Wang believes that PAUSD has been adopting this mindset in no large part due to the influence of Stanford University Graduate School of Education professor Jo Boaler, a controversial figure in mathematics education whose research methods have been questioned on multiple occasions. Boaler helped author the aforementioned 2021 California Mathematics Framework, and her research was cited to support PAUSD’s delaning initiative in 2019. She is also the co-founder of YouCubed, an organization that currently provides the curriculum for PAUSD’s Introduction to Data Science course. Wang added that Boaler’s pedagogical approach is not supported with statistical evidence, citing faulty data from SFUSD influencing the California Math Framework. In one instance, the data claimed that delaning decreased the repeat rate of Algebra I from 40% to 8%, but parent advocacy group Families for San Francisco used data obtained via public records requests to determine that this rate drop could be attributed to an elimination of a course exit exam previously required to pass the course, not just delaning.

According to Vakil, rather than emphasizing reformed pedagogy, classes and pathways restricting advancement for some students, the district should work to raise the ceiling for everyone. “What they should be focusing on is getting people of color, people with disabilities, people who like math but aren’t in (higher level math) and people who live in poverty who like math and could excel in math, into these higher-level math lanes and give them the supports necessary to succeed,” he said. “That would be how you should apply social justice to math.”

Solving the equation

The “math wars” have become a microcosm of political polarization in the nation as a whole, as is evident from the controversy over Boaler’s policies and the rejection of the math textbooks in Florida.
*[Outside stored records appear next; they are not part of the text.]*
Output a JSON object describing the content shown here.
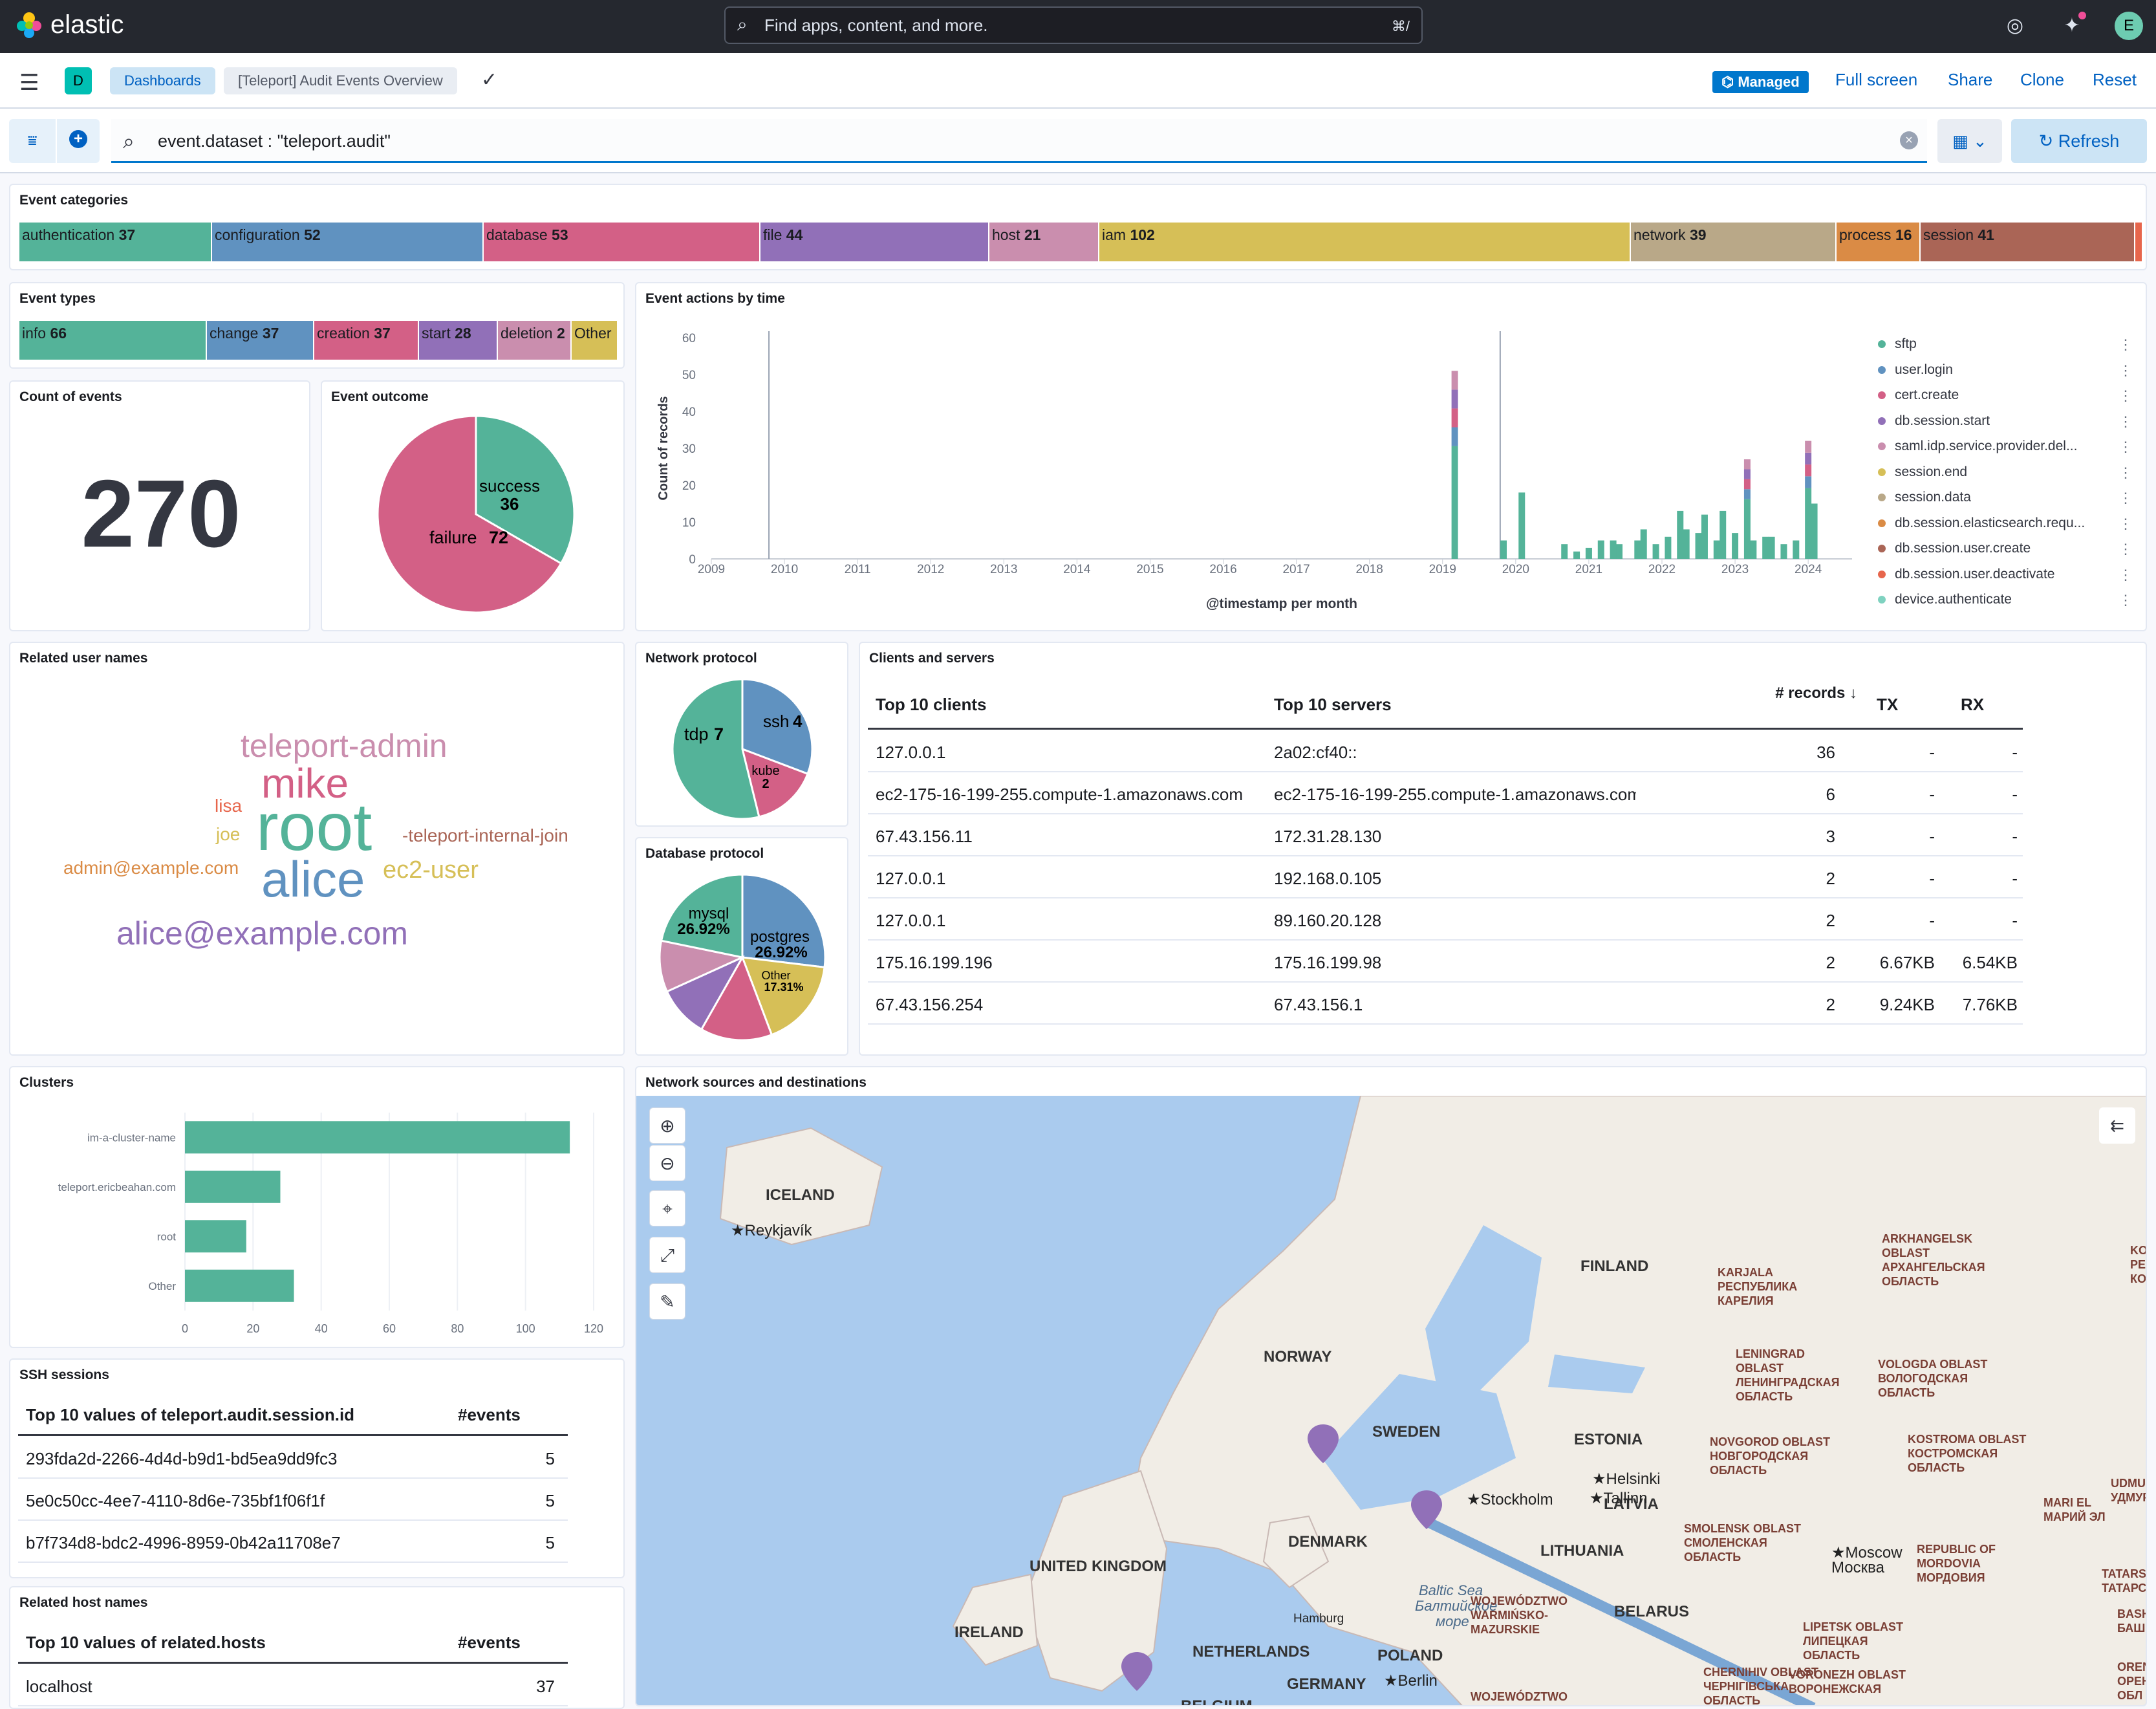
{
  "app": {
    "brand": "elastic",
    "search_placeholder": "Find apps, content, and more.",
    "search_shortcut": "⌘/",
    "avatar": "E"
  },
  "breadcrumbs": {
    "app_badge": "D",
    "dashboards": "Dashboards",
    "current": "[Teleport] Audit Events Overview"
  },
  "header_actions": {
    "managed": "Managed",
    "full_screen": "Full screen",
    "share": "Share",
    "clone": "Clone",
    "reset": "Reset"
  },
  "query": {
    "value": "event.dataset : \"teleport.audit\"",
    "refresh": "Refresh"
  },
  "panels": {
    "event_categories": {
      "title": "Event categories",
      "items": [
        {
          "label": "authentication",
          "value": "37",
          "color": "#54b399"
        },
        {
          "label": "configuration",
          "value": "52",
          "color": "#6092c0"
        },
        {
          "label": "database",
          "value": "53",
          "color": "#d36086"
        },
        {
          "label": "file",
          "value": "44",
          "color": "#9170b8"
        },
        {
          "label": "host",
          "value": "21",
          "color": "#ca8eae"
        },
        {
          "label": "iam",
          "value": "102",
          "color": "#d6bf57"
        },
        {
          "label": "network",
          "value": "39",
          "color": "#b9a888"
        },
        {
          "label": "process",
          "value": "16",
          "color": "#da8b45"
        },
        {
          "label": "session",
          "value": "41",
          "color": "#aa6556"
        },
        {
          "label": "",
          "value": "",
          "color": "#e7664c"
        }
      ]
    },
    "event_types": {
      "title": "Event types",
      "items": [
        {
          "label": "info",
          "value": "66",
          "color": "#54b399"
        },
        {
          "label": "change",
          "value": "37",
          "color": "#6092c0"
        },
        {
          "label": "creation",
          "value": "37",
          "color": "#d36086"
        },
        {
          "label": "start",
          "value": "28",
          "color": "#9170b8"
        },
        {
          "label": "deletion",
          "value": "2",
          "color": "#ca8eae"
        },
        {
          "label": "Other",
          "value": "",
          "color": "#d6bf57"
        }
      ]
    },
    "count": {
      "title": "Count of events",
      "value": "270"
    },
    "outcome": {
      "title": "Event outcome",
      "success_label": "success",
      "success_value": "36",
      "failure_label": "failure",
      "failure_value": "72"
    },
    "actions": {
      "title": "Event actions by time",
      "ylabel": "Count of records",
      "xlabel": "@timestamp per month",
      "legend": [
        {
          "label": "sftp",
          "color": "#54b399"
        },
        {
          "label": "user.login",
          "color": "#6092c0"
        },
        {
          "label": "cert.create",
          "color": "#d36086"
        },
        {
          "label": "db.session.start",
          "color": "#9170b8"
        },
        {
          "label": "saml.idp.service.provider.del...",
          "color": "#ca8eae"
        },
        {
          "label": "session.end",
          "color": "#d6bf57"
        },
        {
          "label": "session.data",
          "color": "#b9a888"
        },
        {
          "label": "db.session.elasticsearch.requ...",
          "color": "#da8b45"
        },
        {
          "label": "db.session.user.create",
          "color": "#aa6556"
        },
        {
          "label": "db.session.user.deactivate",
          "color": "#e7664c"
        },
        {
          "label": "device.authenticate",
          "color": "#7fd2c0"
        }
      ]
    },
    "users": {
      "title": "Related user names",
      "words": [
        {
          "text": "teleport-admin",
          "color": "#ca8eae"
        },
        {
          "text": "mike",
          "color": "#d36086"
        },
        {
          "text": "lisa",
          "color": "#e7664c"
        },
        {
          "text": "joe",
          "color": "#d6bf57"
        },
        {
          "text": "root",
          "color": "#54b399"
        },
        {
          "text": "-teleport-internal-join",
          "color": "#aa6556"
        },
        {
          "text": "admin@example.com",
          "color": "#da8b45"
        },
        {
          "text": "ec2-user",
          "color": "#d6bf57"
        },
        {
          "text": "alice",
          "color": "#6092c0"
        },
        {
          "text": "alice@example.com",
          "color": "#9170b8"
        }
      ]
    },
    "netproto": {
      "title": "Network protocol",
      "tdp": "tdp",
      "tdp_v": "7",
      "ssh": "ssh",
      "ssh_v": "4",
      "kube": "kube",
      "kube_v": "2"
    },
    "dbproto": {
      "title": "Database protocol",
      "mysql": "mysql",
      "mysql_v": "26.92%",
      "postgres": "postgres",
      "postgres_v": "26.92%",
      "other": "Other",
      "other_v": "17.31%"
    },
    "clients": {
      "title": "Clients and servers",
      "headers": {
        "clients": "Top 10 clients",
        "servers": "Top 10 servers",
        "records": "# records",
        "tx": "TX",
        "rx": "RX"
      },
      "rows": [
        {
          "client": "127.0.0.1",
          "server": "2a02:cf40::",
          "records": "36",
          "tx": "-",
          "rx": "-"
        },
        {
          "client": "ec2-175-16-199-255.compute-1.amazonaws.com",
          "server": "ec2-175-16-199-255.compute-1.amazonaws.com",
          "records": "6",
          "tx": "-",
          "rx": "-"
        },
        {
          "client": "67.43.156.11",
          "server": "172.31.28.130",
          "records": "3",
          "tx": "-",
          "rx": "-"
        },
        {
          "client": "127.0.0.1",
          "server": "192.168.0.105",
          "records": "2",
          "tx": "-",
          "rx": "-"
        },
        {
          "client": "127.0.0.1",
          "server": "89.160.20.128",
          "records": "2",
          "tx": "-",
          "rx": "-"
        },
        {
          "client": "175.16.199.196",
          "server": "175.16.199.98",
          "records": "2",
          "tx": "6.67KB",
          "rx": "6.54KB"
        },
        {
          "client": "67.43.156.254",
          "server": "67.43.156.1",
          "records": "2",
          "tx": "9.24KB",
          "rx": "7.76KB"
        }
      ]
    },
    "clusters": {
      "title": "Clusters"
    },
    "ssh": {
      "title": "SSH sessions",
      "col1": "Top 10 values of teleport.audit.session.id",
      "col2": "#events",
      "rows": [
        {
          "id": "293fda2d-2266-4d4d-b9d1-bd5ea9dd9fc3",
          "n": "5"
        },
        {
          "id": "5e0c50cc-4ee7-4110-8d6e-735bf1f06f1f",
          "n": "5"
        },
        {
          "id": "b7f734d8-bdc2-4996-8959-0b42a11708e7",
          "n": "5"
        }
      ]
    },
    "hosts": {
      "title": "Related host names",
      "col1": "Top 10 values of related.hosts",
      "col2": "#events",
      "rows": [
        {
          "host": "localhost",
          "n": "37"
        }
      ]
    },
    "map": {
      "title": "Network sources and destinations",
      "countries": [
        "ICELAND",
        "NORWAY",
        "SWEDEN",
        "FINLAND",
        "ESTONIA",
        "LATVIA",
        "LITHUANIA",
        "DENMARK",
        "UNITED KINGDOM",
        "IRELAND",
        "NETHERLANDS",
        "GERMANY",
        "POLAND",
        "BELARUS",
        "BELGIUM"
      ],
      "cities": [
        "Reykjavík",
        "Stockholm",
        "Helsinki",
        "Tallinn",
        "Moscow",
        "Москва",
        "Berlin",
        "Hamburg"
      ],
      "sea": [
        "Baltic Sea",
        "Балтийское",
        "море"
      ],
      "regions": [
        "KARJALA",
        "РЕСПУБЛИКА",
        "КАРЕЛИЯ",
        "ARKHANGELSK",
        "OBLAST",
        "АРХАНГЕЛЬСКАЯ",
        "ОБЛАСТЬ",
        "LENINGRAD",
        "OBLAST",
        "ЛЕНИНГРАДСКАЯ",
        "ОБЛАСТЬ",
        "VOLOGDA OBLAST",
        "ВОЛОГОДСКАЯ",
        "ОБЛАСТЬ",
        "NOVGOROD OBLAST",
        "НОВГОРОДСКАЯ",
        "ОБЛАСТЬ",
        "KOSTROMA OBLAST",
        "КОСТРОМСКАЯ",
        "ОБЛАСТЬ",
        "SMOLENSK OBLAST",
        "СМОЛЕНСКАЯ",
        "ОБЛАСТЬ",
        "REPUBLIC OF",
        "MORDOVIA",
        "МОРДОВИЯ",
        "MARI EL",
        "МАРИЙ ЭЛ",
        "TATARSTAN",
        "ТАТАРСТАН",
        "UDMURTIA",
        "УДМУРТИЯ",
        "LIPETSK OBLAST",
        "ЛИПЕЦКАЯ",
        "ОБЛАСТЬ",
        "VORONEZH OBLAST",
        "ВОРОНЕЖСКАЯ",
        "CHERNIHIV OBLAST",
        "ЧЕРНІГІВСЬКА",
        "ОБЛАСТЬ",
        "WOJEWÓDZTWO",
        "WARMIŃSKO-",
        "MAZURSKIE",
        "WOJEWÓDZTWO",
        "KOM",
        "РЕСПУБ",
        "КОМ",
        "BASH",
        "БАШ",
        "ORENBUR",
        "ОРЕНБУ",
        "ОБЛ"
      ]
    }
  },
  "chart_data": [
    {
      "type": "bar",
      "title": "Clusters",
      "categories": [
        "im-a-cluster-name",
        "teleport.ericbeahan.com",
        "root",
        "Other"
      ],
      "values": [
        113,
        28,
        18,
        32
      ],
      "xlim": [
        0,
        120
      ],
      "xticks": [
        0,
        20,
        40,
        60,
        80,
        100,
        120
      ]
    },
    {
      "type": "bar",
      "title": "Event actions by time",
      "ylim": [
        0,
        60
      ],
      "yticks": [
        0,
        10,
        20,
        30,
        40,
        50,
        60
      ],
      "xticks": [
        "2009",
        "2010",
        "2011",
        "2012",
        "2013",
        "2014",
        "2015",
        "2016",
        "2017",
        "2018",
        "2019",
        "2020",
        "2021",
        "2022",
        "2023",
        "2024"
      ],
      "x": [
        "2019-03",
        "2019-11",
        "2020-02",
        "2020-09",
        "2020-11",
        "2021-01",
        "2021-03",
        "2021-05",
        "2021-06",
        "2021-09",
        "2021-10",
        "2021-12",
        "2022-02",
        "2022-04",
        "2022-05",
        "2022-07",
        "2022-08",
        "2022-10",
        "2022-11",
        "2023-01",
        "2023-03",
        "2023-04",
        "2023-06",
        "2023-07",
        "2023-09",
        "2023-11",
        "2024-01",
        "2024-02"
      ],
      "values": [
        51,
        5,
        18,
        4,
        2,
        3,
        5,
        5,
        4,
        5,
        8,
        4,
        6,
        13,
        8,
        7,
        12,
        5,
        13,
        7,
        27,
        5,
        6,
        6,
        4,
        5,
        32,
        15
      ]
    },
    {
      "type": "pie",
      "title": "Event outcome",
      "labels": [
        "success",
        "failure"
      ],
      "values": [
        36,
        72
      ]
    },
    {
      "type": "pie",
      "title": "Network protocol",
      "labels": [
        "ssh",
        "kube",
        "tdp"
      ],
      "values": [
        4,
        2,
        7
      ]
    },
    {
      "type": "pie",
      "title": "Database protocol",
      "labels": [
        "postgres",
        "Other",
        "mysql"
      ],
      "values": [
        26.92,
        17.31,
        26.92
      ]
    }
  ]
}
Fletcher Math Instructional Lead Becky Rea noted that this disconnect can remove nuance from an issue such as math education. “Our country in general has become really party-lined politically,” she said. “I feel like there’s a lot of thoughtful people that go, ‘Well, there are pieces of this that I agree with and pieces of that,’ and that is becoming harder— having (people) that fit into multiple categories.”

The need to surmount these divisions is clear: According to Berkeley professor Alan Schoenfeld, who chronicled these conflicts in an article titled “The Math Wars” published in the journal “Educational Policy,” those harmed by these math wars too often end up being the students. “Despite extremist proposals (and mandates), there is a rational middle ground, and many teachers seek it,” he wrote. “The math wars have casualties— our children, who do not receive the kind of robust mathematics education they should.”

In light of these consequences, Rea finds communication to be the best solution. “I get how hard it must be to (think), as a parent, ‘I know what my kid should have and you’re not giving my kid what I think my kid should have,’” she said. “It’s got to be hard, (so) I always want to have those conversations and get the emotions down.”